Three-Dimensional Porous Ti₃C₂T_x MXene-Graphene Hybrid Films for Glucose Biosensing

Incorporating two-dimensional (2D) graphene sheets into a 3D graphene structure provides porous structures to bind enzyme but with low enzyme affinity and unstable structure because of removal of the surficial functional group and the flexibility of graphene sheets. To address this issue, we herein constructed a 3D porous Ti₃C₂T_x MXene-graphene (MG) hybrid film through a facile mixing-drying process. Ti₃C₂T_x MXene nanosheets (MNS) with hydrophilic groups on the rigid flakes endowed the MG hybrid film with open porous structure and a highly hydrophilic miroenvironment. By simply controlling the content of Ti₃C₂T_x MNS and graphene sheets, the sizes of the internal pores were accordingly tunable.

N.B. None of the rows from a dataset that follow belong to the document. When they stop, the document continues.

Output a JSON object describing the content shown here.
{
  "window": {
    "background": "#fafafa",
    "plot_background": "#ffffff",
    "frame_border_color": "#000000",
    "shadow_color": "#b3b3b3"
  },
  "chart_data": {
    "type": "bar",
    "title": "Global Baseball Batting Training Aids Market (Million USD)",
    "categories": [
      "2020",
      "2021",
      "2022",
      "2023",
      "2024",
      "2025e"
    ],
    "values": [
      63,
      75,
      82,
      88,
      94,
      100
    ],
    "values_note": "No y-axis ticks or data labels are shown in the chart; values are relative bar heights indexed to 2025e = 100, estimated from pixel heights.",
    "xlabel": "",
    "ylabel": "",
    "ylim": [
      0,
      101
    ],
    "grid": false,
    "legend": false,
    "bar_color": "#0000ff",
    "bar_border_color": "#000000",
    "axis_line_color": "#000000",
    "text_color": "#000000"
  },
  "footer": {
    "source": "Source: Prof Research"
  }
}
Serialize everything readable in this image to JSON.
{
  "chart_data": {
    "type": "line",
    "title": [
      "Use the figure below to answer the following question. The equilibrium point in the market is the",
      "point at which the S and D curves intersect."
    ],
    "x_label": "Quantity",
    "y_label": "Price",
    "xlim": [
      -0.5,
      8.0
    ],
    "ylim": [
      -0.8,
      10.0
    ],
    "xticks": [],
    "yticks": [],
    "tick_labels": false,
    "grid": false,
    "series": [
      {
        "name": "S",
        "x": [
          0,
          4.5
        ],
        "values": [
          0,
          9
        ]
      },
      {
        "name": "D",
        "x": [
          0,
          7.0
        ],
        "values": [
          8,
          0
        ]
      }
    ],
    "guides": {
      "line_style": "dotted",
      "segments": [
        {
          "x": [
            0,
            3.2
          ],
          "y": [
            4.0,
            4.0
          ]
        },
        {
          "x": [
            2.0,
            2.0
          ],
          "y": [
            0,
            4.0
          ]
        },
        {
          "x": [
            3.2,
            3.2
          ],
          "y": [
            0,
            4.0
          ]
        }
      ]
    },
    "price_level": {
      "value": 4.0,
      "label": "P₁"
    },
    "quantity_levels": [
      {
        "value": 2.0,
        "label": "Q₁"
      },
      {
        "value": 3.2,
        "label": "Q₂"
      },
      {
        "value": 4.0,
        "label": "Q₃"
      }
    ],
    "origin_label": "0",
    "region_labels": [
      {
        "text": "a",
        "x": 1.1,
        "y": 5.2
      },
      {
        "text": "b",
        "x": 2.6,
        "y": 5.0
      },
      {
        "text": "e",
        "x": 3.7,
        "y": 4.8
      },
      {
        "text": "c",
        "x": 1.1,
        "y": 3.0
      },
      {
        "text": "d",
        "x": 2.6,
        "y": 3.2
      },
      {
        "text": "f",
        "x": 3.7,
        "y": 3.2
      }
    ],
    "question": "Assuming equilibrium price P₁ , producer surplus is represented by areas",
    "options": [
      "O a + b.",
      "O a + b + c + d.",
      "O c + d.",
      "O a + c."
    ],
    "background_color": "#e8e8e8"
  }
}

The 3D porous hybrid film, fabricated from Ti₃C₂T_x MNS and graphene sheets (weight ratios of 1:2 abd 1:3), supplied more open structure to facilitate the glucose oxidase (GOx) entering the internal pores, which probably enhanced the stable immobilization and retaining of the GOx in the film. As a result, the as-proposed biosensor exhibited prominent electrochemical catalytic capability toward glucose biosensing, which was finally applied for glucose assay in sera. The preparation of the size-controlled 3D porous hybrid film provided a method for effectively binding enzymes/protein further to develop elegant biosensors.